O mal não é criado por nós nem pelos outros,
nasce do tecido que fiamos entre nós
e que nos sufoca.

Merleau-Ponty


Estou muda porque nutrindo silêncios...
Por que doem: laringe e vísceras,
os acontecimentos.

Estou decifrando códigos.
Tentando compreender o que é imutável e perecível.
O que é móvel.

O que abre caminhos caminhando
O que comanda a natureza civil-humana
O que renova, de ar, os pulmões
O que refrigera passaredo e ebulições.

Estou em silêncio!...

Para não mudar segundo o sabor dos ventos
Para ser coerente com alguma coisa ou idéia
que valha a pena: o sonho.

Para não ser um peso nem cão em abandono
Para conter foros de verdade, não estrondos.

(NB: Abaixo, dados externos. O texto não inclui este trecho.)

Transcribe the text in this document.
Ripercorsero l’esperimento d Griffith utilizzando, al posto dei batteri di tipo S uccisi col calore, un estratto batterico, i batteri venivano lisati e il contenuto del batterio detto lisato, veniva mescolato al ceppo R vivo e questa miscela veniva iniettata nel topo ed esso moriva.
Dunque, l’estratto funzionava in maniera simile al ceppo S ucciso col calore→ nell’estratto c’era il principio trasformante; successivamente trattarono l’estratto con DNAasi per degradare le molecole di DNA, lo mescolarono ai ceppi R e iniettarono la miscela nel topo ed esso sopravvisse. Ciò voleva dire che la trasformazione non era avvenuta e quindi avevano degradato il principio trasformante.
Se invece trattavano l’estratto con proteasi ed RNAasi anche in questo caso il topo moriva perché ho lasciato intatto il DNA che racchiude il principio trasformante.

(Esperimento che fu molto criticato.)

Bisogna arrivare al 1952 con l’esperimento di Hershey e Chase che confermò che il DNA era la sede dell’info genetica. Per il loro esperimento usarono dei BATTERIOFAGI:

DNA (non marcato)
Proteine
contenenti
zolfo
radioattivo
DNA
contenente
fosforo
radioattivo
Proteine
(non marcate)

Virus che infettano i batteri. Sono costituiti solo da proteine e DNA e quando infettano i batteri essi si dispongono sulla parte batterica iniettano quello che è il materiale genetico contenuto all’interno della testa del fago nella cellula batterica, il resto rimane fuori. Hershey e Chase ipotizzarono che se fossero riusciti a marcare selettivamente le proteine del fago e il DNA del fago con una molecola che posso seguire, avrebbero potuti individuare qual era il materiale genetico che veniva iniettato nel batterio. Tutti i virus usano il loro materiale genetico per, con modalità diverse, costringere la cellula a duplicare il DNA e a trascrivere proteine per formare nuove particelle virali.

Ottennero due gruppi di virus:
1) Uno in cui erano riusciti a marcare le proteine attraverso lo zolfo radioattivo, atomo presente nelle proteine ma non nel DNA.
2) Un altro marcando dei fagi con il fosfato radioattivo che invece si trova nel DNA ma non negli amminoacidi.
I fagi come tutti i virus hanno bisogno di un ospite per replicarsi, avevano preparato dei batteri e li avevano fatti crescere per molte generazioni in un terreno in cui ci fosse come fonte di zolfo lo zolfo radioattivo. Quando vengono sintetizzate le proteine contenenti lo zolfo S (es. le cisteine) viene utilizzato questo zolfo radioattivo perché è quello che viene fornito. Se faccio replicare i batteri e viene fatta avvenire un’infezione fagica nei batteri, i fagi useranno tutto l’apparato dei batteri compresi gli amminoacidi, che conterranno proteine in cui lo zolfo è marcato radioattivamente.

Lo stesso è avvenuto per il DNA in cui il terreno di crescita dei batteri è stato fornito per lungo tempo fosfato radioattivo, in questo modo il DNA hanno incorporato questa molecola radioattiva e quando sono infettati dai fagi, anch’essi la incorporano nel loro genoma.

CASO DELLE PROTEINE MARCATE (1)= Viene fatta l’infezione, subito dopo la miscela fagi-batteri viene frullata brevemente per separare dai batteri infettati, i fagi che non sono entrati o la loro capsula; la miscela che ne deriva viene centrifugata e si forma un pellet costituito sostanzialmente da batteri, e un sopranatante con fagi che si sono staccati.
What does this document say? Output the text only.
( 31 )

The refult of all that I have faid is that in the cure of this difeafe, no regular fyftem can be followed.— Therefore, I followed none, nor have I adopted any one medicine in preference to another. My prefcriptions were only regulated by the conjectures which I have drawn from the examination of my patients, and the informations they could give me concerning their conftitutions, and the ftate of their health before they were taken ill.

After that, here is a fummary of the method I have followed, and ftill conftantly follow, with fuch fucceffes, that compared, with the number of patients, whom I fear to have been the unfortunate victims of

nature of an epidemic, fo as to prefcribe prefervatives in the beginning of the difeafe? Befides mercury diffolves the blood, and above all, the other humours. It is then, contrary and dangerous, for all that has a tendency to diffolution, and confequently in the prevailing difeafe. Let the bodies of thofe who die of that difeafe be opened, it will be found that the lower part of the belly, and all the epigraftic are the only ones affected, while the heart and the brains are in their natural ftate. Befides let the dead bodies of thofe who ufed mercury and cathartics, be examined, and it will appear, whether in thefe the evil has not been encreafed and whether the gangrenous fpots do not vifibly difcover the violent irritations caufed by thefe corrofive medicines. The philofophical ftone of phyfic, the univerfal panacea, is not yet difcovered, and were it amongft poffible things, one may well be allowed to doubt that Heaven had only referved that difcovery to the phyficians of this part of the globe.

Por essas e outras coisas...
cortei-me a língua!


Hercília Fernandes, in Decifrando códigos.
09/08/08

05/05/2009

A-colher


Amor, inteira, me acolhe...
me aconchega com ais de ternura
traz-me os presságios das violetas
e azaléias noturnas
me faz mais forte mesmo quando
amável ou névoa lívida avulsa


Semeia. Me move.
Que eu entranho em afável
e indelével gole:

..................................eu te amo


04/05/2009

sem telha, sem til


Parece brincadeira...
qualquer coisa sem o eira nem a beira
O fato é que ando enjoada: ― sem telha!
A ponto de parir sem til canhao...
intrépidas letras!


03/05/2009

voos


feitiços, pouco a pouco, se desfazem
poções alcançam graus desejáveis
ao longe,
vassouras arriscam voos...



pedágio


Não há pedras...

.......................Há nau frágil

............................................lâmina, pedágio

.....................................................................cinza estrada...


"O sonhador, em seu devaneio, não consegue sonhar diante de um espelho que não seja profundo."